You review the history and conduct a comprehensive physical examination and find no abnormalities, except for widespread muscle tenderness without weakness. The patient is not reassured by the negative evaluation and is concerned that a progressive autoimmune disorder is being missed. Additional evaluation is pursued, including magnetic resonance imaging (MRI) of proximal muscles, which is negative. The patient requests further testing, including a muscle biopsy. Her request conflicts with your recommendation that the diagnostic evaluation has been completed and your plan to pursue symptomatic management for fibromyalgia.
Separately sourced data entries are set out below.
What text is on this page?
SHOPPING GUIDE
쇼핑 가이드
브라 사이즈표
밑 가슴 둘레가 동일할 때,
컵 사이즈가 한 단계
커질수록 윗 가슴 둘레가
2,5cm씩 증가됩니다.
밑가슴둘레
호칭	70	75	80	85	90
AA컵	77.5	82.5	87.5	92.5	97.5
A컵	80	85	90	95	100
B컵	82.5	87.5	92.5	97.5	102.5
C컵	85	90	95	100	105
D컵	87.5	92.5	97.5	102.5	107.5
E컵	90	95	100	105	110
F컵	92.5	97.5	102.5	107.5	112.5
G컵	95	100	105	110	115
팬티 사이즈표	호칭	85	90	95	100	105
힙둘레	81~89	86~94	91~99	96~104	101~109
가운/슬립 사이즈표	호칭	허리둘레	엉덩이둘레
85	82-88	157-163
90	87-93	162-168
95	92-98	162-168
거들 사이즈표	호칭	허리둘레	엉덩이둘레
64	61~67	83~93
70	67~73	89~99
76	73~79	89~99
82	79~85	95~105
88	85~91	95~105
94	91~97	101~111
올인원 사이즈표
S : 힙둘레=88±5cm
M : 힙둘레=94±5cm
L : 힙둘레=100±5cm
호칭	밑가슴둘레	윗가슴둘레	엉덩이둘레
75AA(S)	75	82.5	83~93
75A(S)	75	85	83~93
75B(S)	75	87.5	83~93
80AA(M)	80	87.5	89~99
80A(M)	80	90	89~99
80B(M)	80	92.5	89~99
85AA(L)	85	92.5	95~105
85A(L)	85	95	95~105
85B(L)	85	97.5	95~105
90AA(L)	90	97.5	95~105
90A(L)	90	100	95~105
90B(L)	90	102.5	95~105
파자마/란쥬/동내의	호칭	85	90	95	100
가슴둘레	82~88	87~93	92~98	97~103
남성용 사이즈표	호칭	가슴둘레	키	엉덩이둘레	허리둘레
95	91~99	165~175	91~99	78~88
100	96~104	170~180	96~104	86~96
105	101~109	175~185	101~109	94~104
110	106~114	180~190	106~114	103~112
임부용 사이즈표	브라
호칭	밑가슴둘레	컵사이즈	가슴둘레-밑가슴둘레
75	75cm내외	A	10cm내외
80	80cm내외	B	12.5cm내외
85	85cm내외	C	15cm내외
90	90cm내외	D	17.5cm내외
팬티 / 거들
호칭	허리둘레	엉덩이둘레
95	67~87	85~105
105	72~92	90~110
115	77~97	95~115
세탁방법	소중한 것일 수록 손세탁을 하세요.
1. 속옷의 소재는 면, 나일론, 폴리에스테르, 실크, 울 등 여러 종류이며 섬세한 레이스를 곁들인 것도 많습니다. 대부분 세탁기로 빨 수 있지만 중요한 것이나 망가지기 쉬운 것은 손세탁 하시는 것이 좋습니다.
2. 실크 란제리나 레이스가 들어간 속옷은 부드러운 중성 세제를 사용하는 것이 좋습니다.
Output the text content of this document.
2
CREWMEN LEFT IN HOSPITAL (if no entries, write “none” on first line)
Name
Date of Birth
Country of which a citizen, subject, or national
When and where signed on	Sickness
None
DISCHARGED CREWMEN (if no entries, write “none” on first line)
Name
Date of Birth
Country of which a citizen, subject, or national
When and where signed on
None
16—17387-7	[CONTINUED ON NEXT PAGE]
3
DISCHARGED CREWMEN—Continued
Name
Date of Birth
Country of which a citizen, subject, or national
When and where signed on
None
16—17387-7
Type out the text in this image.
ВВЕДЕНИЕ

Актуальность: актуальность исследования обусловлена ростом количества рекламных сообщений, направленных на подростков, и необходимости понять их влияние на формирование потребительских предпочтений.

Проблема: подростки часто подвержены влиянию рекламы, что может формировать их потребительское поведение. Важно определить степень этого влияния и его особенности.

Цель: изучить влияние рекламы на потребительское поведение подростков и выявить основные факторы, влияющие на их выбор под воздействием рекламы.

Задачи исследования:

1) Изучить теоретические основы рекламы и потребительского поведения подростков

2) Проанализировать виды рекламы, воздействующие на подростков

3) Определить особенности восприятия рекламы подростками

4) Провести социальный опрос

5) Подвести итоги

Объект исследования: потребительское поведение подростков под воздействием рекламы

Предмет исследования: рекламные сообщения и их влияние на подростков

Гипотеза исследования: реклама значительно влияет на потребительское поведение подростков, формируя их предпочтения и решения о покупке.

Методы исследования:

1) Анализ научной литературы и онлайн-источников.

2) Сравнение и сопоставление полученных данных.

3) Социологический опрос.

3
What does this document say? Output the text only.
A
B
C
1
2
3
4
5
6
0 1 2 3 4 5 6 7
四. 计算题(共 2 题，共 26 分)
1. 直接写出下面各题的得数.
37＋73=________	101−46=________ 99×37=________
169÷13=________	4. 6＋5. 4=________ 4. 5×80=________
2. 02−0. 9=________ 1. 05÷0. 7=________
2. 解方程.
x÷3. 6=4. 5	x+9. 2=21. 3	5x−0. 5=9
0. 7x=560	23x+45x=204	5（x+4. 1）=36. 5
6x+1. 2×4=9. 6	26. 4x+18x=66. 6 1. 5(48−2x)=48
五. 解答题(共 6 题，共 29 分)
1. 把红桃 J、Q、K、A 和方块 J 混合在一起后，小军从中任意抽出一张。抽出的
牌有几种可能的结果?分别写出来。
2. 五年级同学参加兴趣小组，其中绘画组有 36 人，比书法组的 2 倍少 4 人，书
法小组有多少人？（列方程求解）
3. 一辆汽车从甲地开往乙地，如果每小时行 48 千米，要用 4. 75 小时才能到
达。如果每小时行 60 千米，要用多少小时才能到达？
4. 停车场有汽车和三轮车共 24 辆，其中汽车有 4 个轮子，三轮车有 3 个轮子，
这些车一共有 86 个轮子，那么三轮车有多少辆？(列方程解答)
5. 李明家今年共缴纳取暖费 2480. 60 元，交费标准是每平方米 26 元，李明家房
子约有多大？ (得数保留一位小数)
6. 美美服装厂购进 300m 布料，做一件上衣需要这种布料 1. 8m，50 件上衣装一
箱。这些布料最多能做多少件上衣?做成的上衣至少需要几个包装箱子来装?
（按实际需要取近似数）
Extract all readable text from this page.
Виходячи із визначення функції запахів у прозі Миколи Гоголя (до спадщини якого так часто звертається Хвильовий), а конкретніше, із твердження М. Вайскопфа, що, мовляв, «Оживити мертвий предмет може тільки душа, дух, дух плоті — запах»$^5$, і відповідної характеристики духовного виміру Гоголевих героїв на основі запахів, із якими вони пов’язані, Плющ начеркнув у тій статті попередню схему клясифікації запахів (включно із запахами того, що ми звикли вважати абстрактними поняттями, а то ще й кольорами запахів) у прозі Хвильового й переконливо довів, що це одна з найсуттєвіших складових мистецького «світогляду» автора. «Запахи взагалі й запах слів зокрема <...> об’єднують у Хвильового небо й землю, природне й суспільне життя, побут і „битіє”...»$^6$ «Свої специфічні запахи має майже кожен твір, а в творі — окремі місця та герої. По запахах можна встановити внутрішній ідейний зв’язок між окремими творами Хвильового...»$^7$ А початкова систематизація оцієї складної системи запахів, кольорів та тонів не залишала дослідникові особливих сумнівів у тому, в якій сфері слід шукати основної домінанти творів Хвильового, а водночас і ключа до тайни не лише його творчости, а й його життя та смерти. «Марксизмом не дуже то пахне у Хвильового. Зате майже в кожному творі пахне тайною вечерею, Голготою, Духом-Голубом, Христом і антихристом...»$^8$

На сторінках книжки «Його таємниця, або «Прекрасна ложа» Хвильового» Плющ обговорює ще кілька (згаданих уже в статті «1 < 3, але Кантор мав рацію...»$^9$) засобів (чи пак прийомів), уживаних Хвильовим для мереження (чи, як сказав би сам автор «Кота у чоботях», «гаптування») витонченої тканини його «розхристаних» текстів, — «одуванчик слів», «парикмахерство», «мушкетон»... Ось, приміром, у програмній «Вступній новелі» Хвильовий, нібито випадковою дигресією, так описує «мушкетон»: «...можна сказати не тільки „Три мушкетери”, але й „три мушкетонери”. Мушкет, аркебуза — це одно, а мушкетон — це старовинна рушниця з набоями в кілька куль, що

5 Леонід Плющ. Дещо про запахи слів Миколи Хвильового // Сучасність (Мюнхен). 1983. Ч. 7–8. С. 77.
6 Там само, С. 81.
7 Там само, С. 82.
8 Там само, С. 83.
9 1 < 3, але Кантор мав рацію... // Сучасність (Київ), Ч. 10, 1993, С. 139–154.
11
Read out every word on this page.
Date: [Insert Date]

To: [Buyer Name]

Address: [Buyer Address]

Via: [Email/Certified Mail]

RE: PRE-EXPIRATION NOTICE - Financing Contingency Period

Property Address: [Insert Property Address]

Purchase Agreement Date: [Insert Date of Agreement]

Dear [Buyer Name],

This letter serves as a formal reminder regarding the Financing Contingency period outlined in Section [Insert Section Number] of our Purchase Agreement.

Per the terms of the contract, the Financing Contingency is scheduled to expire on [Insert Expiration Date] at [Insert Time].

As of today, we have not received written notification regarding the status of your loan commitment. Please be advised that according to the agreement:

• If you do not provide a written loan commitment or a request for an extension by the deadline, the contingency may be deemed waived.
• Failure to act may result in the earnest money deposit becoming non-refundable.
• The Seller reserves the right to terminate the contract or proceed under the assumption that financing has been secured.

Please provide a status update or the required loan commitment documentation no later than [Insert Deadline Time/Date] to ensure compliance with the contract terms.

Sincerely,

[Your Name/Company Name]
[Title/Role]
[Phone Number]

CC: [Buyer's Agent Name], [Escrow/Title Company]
As access to medical information expands, patients increasingly present to clinical encounters with specific preconceptions regarding their possible diagnosis and requests for testing and interventions. Medical literacy, if applied appropriately, can lead to patient education and empowerment, and can improve shared decision making. However, if the information obtained is of questionable accuracy, incomplete, misinterpreted or outdated, such requests and expectations can lead to challenging clinical encounters, especially when the patient’s preconceptions differ from the physician’s assessment.
How should physicians approach patient requests for testing deemed unnecessary or even contraindicated in a manner that respects patient preferences, upholds a physician’s integrity and maintains a strong physician–patient relationship?
On the surface, the patient’s request in the above scenario may seem morally innocuous; however, it has complex ethical undertones involving patient autonomy, physician professionalism, knowledge asymmetry, medical uncertainty and defensive medicine.
Should additional testing be performed in this patient?
The patient in this clinical scenario has fibromyalgia. Comprehensive examination and testing have already been performed to rule out other conditions for the cause of pain, one of the criteria for the diagnosis of this condition.1 Muscle biopsy studies show there are no specific changes conclusive for fibromyalgia.2 Additional testing in the evaluation of such patients should be prompted primarily by clinical suspicion and objective physical findings. Excessive and repeated testing may have a negative effect on the patient’s well-being and encourage medicalization.3 In the absence of findings concerning for inflammatory myopathy, muscular dystrophy or metabolic muscle disease, muscle biopsy would not be indicated and, thus, can be considered medically unnecessary in this case.